Durante la última jornada de las XIX Jornadas STIC, el profesor de la Universidad de Zaragoza y líder del grupo de investigación RME-DisCo, Ricardo J. Rodríguez, impartió un taller sobre detección de malware en memoria con volatility3. Lo hizo dentro de la track de RootedLabs para analistas con conocimientos básicos de DFIR interesados en profundizar en técnicas específicas de análisis de malware en memoria y en aportar un enfoque metodológico sólido a sus investigaciones.
El taller, basado en uno de sus últimos trabajos, se centró en mostrar cómo el análisis forense de memoria no solo permite detectar procesos ocultos o anomalías en la RAM, sino también correlacionar indicadores de compromiso con tácticas y técnicas adversarias documentadas en MITRE ATT&CK. Para ello, presentó una metodología estructurada en cinco fases diseñada específicamente para alinear la extracción y el tratamiento de las evidencias con las tácticas del propio marco.
En el taller, expuso cómo Volatility3 puede emplearse para investigar casos de malware en memoria mediante la identificación de artefactos como inyecciones de código, hooks en librerías del sistema, conexiones de red persistentes y módulos cargados de forma sospechosa desde un flujo de trabajo que comienza con la preservación y el análisis de datos en crudo, utilizando entropía y reglas YARA para detectar inyecciones y ofuscación antes de interpretar las estructuras del sistema operativo.
Parte de las herramientas presentadas por Rodríguez pertenecen a BinTopsy, un conjunto ligero de herramientas desarrolladas en python por el Grupo de investigación RME-DisCo de la Universidad de Zaragoza y que facilita el análisis estático de malware, la visualización de entropía en binarios y la recopilación de información de ciberamenazas, incluyendo funciones de desensamblado, escaneo con YARA y automatización de consultas con VirusTotal.
Durante la ponencia, también mencionó algunos plugins de vol3 como pslist, netscan o malfind, que permiten identificar procesos ocultos, conexiones de C2 y mecanismos de persistencia.
El enfoque presentado, según explica Rodríguez, al final lo que busca es «transformar la detección de indicadores técnicos aislados en una investigación táctica y reproducible, capaz de reconstruir el comportamiento completo del malware en tiempo de ejecución».
Sobre Ricardo J. Rodriguez
Ricardo J. Rodríguez es Doctor en Informática e Ingeniería de Sistemas por la Universidad de Zaragoza desde 2013. Actualmente, trabaja como Profesor Titular en la misma universidad. Sus intereses de investigación incluyen el análisis de sistemas complejos, con especial énfasis en el rendimiento y su seguridad, el forense digital y el análisis de aplicaciones binarias.
Participa como ponente habitual y profesor de talleres técnicos en numerosas conferencias de seguridad del sector industrial, como NoConName, Hack.LU, RootedCON, Hack in Paris, MalCON, SSTIC CCN-CERT, o Hack in the Box Amsterdam, entre otras. Lidera una línea de investigación dedicada a seguridad informática en la Universidad de Zaragoza (https://reversea.me).
Sobre RME-DisCo
El Grupo de Investigación en Computación Distribuida (DisCo) de la Universidad de Zaragoza está adscrito al Departamento de Informática e Ingeniería de Sistemas (DIIS) de la Escuela de Ingeniería y Arquitectura (EINA) y forma parte del Instituto de Investigación en Ingeniería de Aragón (I3A).
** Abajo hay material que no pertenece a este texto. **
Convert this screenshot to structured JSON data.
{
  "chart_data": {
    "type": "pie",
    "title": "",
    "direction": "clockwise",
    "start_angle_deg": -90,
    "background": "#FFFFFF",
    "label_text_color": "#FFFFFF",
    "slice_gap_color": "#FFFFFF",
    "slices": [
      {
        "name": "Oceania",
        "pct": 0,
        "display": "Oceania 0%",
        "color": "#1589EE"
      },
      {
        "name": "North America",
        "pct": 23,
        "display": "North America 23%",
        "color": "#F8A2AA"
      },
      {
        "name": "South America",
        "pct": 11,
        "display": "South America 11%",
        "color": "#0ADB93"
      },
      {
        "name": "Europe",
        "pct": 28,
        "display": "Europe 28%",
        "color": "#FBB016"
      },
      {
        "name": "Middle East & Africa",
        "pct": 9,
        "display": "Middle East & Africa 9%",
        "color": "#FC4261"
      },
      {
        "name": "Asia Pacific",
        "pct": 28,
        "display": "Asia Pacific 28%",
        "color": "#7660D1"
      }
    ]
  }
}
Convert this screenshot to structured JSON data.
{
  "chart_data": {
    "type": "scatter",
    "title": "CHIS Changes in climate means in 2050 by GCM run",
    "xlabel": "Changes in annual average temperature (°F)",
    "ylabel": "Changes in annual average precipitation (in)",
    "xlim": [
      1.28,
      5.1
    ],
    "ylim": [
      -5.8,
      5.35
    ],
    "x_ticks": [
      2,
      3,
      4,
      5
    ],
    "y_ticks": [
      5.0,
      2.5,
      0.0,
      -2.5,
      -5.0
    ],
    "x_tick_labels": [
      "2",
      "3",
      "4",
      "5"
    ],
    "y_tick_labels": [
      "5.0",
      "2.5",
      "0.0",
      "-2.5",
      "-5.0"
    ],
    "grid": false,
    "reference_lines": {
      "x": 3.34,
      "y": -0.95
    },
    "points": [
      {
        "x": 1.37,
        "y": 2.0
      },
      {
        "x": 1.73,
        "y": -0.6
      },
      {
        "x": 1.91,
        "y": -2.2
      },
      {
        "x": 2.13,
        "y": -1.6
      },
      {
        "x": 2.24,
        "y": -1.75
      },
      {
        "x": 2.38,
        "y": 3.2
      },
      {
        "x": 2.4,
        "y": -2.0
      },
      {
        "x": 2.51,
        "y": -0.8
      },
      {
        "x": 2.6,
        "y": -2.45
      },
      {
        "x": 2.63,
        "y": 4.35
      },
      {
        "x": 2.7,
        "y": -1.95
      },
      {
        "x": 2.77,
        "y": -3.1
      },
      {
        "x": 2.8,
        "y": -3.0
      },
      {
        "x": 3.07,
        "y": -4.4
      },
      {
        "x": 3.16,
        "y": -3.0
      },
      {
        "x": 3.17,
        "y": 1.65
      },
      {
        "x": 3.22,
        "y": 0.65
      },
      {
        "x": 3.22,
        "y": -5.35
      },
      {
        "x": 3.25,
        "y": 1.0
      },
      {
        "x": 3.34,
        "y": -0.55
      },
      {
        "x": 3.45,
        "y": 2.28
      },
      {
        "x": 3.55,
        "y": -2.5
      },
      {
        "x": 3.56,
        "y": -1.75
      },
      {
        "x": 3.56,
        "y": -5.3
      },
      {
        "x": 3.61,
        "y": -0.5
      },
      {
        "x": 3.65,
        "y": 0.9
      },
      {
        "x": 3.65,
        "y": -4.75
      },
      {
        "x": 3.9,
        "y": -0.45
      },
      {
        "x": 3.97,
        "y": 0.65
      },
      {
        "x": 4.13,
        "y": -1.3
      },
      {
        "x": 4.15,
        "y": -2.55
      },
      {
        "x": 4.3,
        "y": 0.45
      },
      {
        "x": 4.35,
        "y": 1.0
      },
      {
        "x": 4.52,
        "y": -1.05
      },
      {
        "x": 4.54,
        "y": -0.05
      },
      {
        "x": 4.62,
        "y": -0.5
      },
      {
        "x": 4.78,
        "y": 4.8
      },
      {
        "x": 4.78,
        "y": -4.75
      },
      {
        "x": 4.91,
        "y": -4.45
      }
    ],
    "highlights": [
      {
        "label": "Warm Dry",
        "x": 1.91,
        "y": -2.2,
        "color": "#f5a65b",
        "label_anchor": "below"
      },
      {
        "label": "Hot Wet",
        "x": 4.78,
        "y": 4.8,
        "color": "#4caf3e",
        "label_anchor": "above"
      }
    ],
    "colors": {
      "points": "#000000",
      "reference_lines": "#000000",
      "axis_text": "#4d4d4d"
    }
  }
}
Reconocido como grupo de referencia por el Gobierno de Aragón (Referencia T21_23R), se compone de profesorado con actividad investigadora consolidada y en dirección de personal en formación.
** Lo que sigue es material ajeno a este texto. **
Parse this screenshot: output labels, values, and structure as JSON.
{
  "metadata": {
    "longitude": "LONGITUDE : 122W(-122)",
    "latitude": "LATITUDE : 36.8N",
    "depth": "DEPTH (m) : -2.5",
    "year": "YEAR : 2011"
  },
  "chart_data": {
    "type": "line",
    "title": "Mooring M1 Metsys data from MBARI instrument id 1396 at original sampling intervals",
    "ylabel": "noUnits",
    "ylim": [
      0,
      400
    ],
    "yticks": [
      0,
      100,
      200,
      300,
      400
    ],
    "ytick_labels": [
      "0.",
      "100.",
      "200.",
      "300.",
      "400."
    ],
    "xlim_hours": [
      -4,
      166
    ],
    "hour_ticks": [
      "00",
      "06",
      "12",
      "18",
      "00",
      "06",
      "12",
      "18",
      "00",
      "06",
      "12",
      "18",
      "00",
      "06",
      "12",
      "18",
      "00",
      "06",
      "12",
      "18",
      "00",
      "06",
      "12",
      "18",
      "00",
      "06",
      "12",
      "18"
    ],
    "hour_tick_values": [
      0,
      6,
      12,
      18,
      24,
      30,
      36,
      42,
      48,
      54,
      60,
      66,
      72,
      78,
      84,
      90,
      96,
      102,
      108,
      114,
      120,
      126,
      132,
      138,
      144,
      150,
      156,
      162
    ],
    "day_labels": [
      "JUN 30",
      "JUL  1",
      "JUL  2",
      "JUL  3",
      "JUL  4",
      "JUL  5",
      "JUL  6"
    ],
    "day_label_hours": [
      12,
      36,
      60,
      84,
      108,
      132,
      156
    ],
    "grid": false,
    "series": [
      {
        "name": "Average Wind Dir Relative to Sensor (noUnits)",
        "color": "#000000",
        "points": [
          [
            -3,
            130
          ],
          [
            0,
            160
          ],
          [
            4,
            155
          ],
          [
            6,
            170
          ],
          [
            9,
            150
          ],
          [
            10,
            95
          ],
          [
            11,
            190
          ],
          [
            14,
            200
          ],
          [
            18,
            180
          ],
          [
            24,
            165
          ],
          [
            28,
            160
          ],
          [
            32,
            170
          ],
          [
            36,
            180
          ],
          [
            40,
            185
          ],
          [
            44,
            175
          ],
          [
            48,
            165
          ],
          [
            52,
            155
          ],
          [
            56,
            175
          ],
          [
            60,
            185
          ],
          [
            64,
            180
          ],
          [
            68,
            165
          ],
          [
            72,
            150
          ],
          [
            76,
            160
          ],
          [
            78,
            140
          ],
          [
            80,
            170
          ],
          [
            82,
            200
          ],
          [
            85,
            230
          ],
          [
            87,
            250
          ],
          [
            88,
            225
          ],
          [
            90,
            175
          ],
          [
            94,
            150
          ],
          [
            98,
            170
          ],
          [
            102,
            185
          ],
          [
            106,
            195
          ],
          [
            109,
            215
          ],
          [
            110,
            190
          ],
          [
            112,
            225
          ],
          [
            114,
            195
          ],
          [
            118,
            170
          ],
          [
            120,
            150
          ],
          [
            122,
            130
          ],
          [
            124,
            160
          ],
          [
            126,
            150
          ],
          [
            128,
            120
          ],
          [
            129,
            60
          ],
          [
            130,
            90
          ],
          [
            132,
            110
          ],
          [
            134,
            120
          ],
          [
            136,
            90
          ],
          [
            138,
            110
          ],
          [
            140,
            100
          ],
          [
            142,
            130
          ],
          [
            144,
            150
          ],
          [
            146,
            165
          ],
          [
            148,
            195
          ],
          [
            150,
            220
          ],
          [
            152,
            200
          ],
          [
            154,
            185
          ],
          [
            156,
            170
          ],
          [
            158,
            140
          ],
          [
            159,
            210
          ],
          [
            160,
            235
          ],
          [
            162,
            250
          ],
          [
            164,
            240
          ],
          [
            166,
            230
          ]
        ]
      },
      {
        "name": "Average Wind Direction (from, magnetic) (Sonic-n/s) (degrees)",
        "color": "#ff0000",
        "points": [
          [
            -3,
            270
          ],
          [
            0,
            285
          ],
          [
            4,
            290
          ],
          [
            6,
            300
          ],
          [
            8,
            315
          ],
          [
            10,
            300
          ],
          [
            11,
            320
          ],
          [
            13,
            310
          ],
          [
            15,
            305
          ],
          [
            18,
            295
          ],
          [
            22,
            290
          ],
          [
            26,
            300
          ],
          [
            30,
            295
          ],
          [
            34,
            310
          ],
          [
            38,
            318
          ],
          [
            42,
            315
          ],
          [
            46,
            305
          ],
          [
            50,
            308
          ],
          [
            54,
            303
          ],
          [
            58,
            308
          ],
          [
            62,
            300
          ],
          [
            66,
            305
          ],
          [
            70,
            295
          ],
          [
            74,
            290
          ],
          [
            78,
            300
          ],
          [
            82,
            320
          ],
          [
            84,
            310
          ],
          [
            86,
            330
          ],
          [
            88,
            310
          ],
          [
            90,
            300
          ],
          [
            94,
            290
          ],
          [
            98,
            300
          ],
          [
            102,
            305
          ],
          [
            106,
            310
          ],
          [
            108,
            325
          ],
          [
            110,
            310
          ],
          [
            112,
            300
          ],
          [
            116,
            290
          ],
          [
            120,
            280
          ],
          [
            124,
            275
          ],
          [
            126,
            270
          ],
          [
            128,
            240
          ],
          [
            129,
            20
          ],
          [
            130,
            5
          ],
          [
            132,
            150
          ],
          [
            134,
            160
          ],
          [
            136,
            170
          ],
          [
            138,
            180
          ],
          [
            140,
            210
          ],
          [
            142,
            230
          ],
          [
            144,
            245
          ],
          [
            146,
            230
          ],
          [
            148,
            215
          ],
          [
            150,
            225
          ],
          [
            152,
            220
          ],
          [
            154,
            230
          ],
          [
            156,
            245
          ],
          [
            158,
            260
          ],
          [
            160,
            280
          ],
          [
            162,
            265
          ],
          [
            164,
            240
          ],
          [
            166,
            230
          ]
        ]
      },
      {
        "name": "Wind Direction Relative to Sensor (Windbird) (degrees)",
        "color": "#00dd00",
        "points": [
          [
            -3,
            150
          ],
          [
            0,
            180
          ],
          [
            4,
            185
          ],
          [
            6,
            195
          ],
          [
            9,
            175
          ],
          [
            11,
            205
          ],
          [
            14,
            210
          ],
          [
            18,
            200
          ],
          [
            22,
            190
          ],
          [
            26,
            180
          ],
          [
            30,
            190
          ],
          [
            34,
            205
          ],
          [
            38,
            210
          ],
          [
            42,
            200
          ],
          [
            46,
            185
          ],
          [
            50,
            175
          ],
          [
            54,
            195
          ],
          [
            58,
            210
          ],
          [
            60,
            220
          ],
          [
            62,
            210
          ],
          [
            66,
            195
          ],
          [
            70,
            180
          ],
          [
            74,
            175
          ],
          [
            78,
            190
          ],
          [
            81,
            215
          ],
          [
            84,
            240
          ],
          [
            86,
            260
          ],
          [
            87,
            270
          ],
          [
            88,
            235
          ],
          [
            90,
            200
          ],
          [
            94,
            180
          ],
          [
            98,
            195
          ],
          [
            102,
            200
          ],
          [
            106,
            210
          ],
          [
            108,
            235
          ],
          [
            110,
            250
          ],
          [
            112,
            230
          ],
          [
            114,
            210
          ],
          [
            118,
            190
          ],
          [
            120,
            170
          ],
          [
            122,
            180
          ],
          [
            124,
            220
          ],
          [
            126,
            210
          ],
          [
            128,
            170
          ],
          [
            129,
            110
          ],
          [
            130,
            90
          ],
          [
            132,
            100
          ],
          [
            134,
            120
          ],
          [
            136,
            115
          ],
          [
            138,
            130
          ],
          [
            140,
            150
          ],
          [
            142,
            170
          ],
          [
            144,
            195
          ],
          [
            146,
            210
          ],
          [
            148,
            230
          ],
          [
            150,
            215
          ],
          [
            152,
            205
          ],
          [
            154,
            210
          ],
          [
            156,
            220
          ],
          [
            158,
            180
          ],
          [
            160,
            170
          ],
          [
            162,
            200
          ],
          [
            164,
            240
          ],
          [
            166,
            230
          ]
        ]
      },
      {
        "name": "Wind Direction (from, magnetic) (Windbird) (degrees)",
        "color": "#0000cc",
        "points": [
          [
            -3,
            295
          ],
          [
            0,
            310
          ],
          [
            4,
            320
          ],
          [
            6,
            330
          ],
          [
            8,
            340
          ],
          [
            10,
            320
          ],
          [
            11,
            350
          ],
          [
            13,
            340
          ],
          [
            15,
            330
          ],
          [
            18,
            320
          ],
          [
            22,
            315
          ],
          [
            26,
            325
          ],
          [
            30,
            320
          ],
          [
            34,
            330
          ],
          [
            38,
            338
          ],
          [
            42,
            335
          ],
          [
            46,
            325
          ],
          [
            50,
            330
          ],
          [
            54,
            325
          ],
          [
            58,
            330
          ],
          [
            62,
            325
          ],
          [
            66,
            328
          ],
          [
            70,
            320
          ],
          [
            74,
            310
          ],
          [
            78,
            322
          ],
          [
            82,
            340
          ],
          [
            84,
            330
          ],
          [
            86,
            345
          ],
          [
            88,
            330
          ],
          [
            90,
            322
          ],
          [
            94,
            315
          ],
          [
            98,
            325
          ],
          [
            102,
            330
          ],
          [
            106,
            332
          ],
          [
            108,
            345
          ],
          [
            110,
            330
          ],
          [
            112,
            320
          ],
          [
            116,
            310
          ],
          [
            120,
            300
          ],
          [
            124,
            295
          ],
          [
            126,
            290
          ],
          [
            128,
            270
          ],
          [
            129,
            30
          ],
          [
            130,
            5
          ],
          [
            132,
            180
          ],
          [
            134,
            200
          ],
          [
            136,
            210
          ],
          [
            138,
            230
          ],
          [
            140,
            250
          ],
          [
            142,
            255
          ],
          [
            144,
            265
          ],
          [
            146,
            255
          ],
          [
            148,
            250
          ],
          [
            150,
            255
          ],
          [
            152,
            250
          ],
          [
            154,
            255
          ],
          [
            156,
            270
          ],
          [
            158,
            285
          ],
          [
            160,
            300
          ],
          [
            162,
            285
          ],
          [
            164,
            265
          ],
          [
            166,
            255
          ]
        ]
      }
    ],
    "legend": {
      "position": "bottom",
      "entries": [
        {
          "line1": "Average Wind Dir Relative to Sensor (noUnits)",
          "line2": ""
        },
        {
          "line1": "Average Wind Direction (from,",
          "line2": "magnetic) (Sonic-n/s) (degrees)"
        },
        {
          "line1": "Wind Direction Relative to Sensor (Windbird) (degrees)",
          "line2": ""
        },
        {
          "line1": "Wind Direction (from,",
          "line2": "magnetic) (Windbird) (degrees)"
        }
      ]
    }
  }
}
Dentro de DisCo, se integra RME (ReverseaME), una unidad centrada en el estudio de la seguridad del software y de los sistemas, con especial atención al análisis binario, la ingeniería inversa, la ciberseguridad y la detección de vulnerabilidades. El equipo participa de manera activa en proyectos de investigación aplicada y en el desarrollo de marcos técnicos orientados al cumplimiento normativo en entornos digitales.